Elephant
Cannes 2003 par Lester D. Shapp - La (vraie) Palme d’or
Attention SPOILERS !
Ca fait du bien de voir Gus Van Sant revenir à un cinéma moins commercial. Si A la recherche de Forrester était un film intéressant, on attendait cependant un peu plus du réalisateur de Mala Noche, Drugstore Cowboy ou My Own Private Idaho. On ne peut être déçu cette fois-ci. Le constat est amer et effrayant, la réalisation étonnante (parfaite, selon le jury).
Tout en reprenant un sujet traité sur le mode du documentaire par Michael Moore l’année dernière, Gus Van Sant s’est éloigné du propos tenu par le documentariste.
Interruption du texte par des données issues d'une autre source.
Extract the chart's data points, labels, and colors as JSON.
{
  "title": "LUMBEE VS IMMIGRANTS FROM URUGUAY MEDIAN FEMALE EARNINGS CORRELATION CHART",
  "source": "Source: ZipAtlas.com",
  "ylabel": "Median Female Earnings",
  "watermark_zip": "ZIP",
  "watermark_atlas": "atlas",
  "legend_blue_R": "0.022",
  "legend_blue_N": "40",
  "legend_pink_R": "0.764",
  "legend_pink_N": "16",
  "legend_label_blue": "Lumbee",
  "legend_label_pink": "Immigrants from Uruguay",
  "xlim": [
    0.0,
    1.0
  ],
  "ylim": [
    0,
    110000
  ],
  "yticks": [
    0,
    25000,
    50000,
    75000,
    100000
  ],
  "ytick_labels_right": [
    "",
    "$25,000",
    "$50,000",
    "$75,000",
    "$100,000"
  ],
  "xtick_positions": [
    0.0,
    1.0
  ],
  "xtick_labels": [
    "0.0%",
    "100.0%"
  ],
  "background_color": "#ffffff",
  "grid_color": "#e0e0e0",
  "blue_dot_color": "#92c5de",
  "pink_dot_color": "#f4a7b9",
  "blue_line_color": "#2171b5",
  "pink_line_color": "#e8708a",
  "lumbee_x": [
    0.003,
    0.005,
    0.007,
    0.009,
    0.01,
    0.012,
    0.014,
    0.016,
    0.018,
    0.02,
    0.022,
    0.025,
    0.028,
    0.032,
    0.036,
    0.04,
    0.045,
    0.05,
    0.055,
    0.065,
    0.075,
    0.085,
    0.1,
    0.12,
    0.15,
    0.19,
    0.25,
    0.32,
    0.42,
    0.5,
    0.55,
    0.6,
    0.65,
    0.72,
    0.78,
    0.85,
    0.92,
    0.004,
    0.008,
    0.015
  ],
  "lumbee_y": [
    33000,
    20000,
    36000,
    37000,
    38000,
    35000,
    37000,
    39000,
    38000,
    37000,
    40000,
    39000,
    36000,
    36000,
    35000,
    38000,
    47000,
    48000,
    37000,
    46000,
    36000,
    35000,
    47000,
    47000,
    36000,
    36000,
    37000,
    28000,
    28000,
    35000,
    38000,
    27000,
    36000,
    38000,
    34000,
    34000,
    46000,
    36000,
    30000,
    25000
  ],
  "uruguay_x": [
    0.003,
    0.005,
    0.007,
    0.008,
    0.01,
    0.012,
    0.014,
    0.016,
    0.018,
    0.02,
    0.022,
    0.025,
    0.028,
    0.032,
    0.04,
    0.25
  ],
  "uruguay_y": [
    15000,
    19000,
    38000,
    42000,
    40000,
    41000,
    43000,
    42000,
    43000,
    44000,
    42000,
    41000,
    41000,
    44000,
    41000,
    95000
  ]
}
En effet, à la différence de Moore, Van Sant ne cherche pas d’explication. En tout cas, il n’en fournit pas. Il nous livre les faits, bruts et sans enrobage. On y suit des étudiants ordinaires, des lycéens et lycéennes américains qui se cherchent, comme tous les lycéens du monde, vont en cours, font de la photo, conduisent pour remplacer au volant leur père saoul, ont des amis, des petites amies, mangent à la cantine, sont d’une pudeur maladive, aident le bibliothécaire, et meurent au cours du massacre perpétré par des jeunes tout aussi ordinaires qu’eux, mais qui sont fans de jeux vidéo, jouent (mal) la Lettre à Elise ou l’écoutent en critiquant. Ils n’ont pas de drapeaux nazis tendus sur les murs de leur chambre, n’appartiennent pas à un mouvement d’extrême droite. Ce sont juste des Américains (presque) comme les autres, qui profitent du droit qu’a tout habitant des Etats-Unis de posséder une arme, et l’étendent à celui de l’utiliser pour exprimer leur mal-être d’adolescent.
Filmé sous plusieurs angles qui permettent de voir les situations plusieurs fois, de différents points de vue, Elephant se termine en caméra quasiment subjective, et nous fait vivre le massacre final sans grands effets, un peu comme si nous nous trouvions, à notre tour, devant l’écran de notre télé, à jouer à un jeu vidéo de type Doom. Une scène d’anthologie, à laquelle le décor se prête particulièrement bien.
A voir absolument, sous peine d’avoir manqué l’un des films les plus marquants de l’année. En attendant (qui sait ?) la sortie de Gerry, autre film minimaliste de Van Sant, qui raconte l’histoire de deux hommes perdus dans le désert, dont la sortie n’est pas encore prévue.
Elephant devrait sortir sur les écrans français le 29 octobre 2003.